Убежденность в виновности Геккернов сложилась в пушкинском кругу далеко не сразу. 29 января, в день смерти Пушкина, А. И. Тургенев писал о Жорже Геккерне: «Но несчастный спасшийся — не несчастнее ли?». Карамзины, оплакивая поэта, испытывали сочувствие и к Дантесу и выражали надежду, что он не будет сурово наказан. Вяземский в своих первых сообщениях о январской трагедии — в письмах от 2, 5, 6 февраля говорил о «роковом предопределении, которое стремило Пушкина к погибели». 5 февраля в подробном письме к А. Я. Булгакову, предназначенном для оповещения москвичей о случившемся, Вяземский писал: «О том, что было причиною этой кровавой и страшной развязки, говорить нечего. Многое осталось в этом деле темным и таинственным для нас самих <…> Пушкина в гроб положили и зарезали жену его городские сплетни, людская злоба, праздность и клевета петербургских салонов, безыменные письма…».

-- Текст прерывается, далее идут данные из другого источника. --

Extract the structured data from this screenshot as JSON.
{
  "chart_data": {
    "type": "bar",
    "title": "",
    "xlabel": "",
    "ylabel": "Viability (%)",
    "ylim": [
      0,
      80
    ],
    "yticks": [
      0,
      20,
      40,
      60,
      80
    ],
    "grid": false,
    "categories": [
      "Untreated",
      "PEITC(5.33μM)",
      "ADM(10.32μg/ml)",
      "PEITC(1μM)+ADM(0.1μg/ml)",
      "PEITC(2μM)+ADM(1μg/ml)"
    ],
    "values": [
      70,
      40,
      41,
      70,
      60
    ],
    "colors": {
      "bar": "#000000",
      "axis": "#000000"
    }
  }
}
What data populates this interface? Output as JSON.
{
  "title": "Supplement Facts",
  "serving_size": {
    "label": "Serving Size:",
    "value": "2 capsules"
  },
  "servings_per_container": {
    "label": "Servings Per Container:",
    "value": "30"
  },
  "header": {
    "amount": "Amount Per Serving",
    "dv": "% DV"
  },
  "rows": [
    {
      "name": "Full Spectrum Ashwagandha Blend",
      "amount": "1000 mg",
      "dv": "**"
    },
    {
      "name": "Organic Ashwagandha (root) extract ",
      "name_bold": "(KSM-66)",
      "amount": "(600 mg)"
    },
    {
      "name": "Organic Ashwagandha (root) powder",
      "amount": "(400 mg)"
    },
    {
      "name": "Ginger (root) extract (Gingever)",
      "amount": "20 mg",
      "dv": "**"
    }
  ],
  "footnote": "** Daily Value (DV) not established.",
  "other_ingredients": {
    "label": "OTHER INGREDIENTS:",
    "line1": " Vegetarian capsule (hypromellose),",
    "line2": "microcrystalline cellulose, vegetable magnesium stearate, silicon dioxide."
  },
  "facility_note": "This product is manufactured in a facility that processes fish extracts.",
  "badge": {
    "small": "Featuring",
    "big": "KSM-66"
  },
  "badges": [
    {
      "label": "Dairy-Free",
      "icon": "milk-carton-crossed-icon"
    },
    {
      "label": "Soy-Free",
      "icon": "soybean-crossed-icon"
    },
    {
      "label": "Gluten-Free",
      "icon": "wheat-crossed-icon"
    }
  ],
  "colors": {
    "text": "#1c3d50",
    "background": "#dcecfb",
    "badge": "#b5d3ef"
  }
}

Но начиная с 10 февраля тон писем Вяземского и самая суть его сообщений меняются. Вместо общих слов о людской злобе и светской клевете в его письмах появляется совершенно определенно высказанное обвинение в адрес Геккернов. «Чем более думаешь об этой потере, — пишет Вяземский 10 февраля, — чем больше проведываешь обстоятельства, доныне бывшие в неизвестности и которые время начинает раскрывать понемногу, тем более сердце обливается кровью и слезами. Адские сети, адские козни были устроены против Пушкина и жены его <…> Супружеское счастье и согласие Пушкиных было целью развратнейших и коварнейших покушений двух людей, готовых на все, чтобы опозорить Пушкину». Два главных виновника не названы по имени, но не может быть никакого сомнения в том, что речь идет о Геккернах.

В аналогичном по содержанию письме к О. А. Долгоруковой, написанном уже после отъезда посланника и его сына из Петербурга, Вяземский прямо и недвусмысленно обвиняет Геккернов и сожалеет, что их вину юридически нельзя доказать. «Чтобы объяснить поведение Пушкина, — пишет он, — нужно бросить суровые обвинения против других лиц, замешанных в этой истории. Эти обвинения не могут быть обоснованы положительными фактами: моральное убеждение в виновности двух актеров этой драмы, только что покинувших Россию, глубоко и сильно, но юридические доказательства отсутствуют».

Даже в официальном письме к великому князю Михаилу Павловичу, отправленном 14 февраля, Вяземский позволил себе намекнуть на некие обстоятельства, которые теперь сделали в его глазах вероятным предположение Пушкина о причастности барона Геккерна к анонимному пасквилю. По словам Вяземского, неожиданный случай дал этому предположению «некоторую долю вероятности». «Но так как на этот счет не существует никаких юридических доказательств, ни даже положительных оснований, — заключал он, — то это предположение надо отдать на суд божий, а не людской».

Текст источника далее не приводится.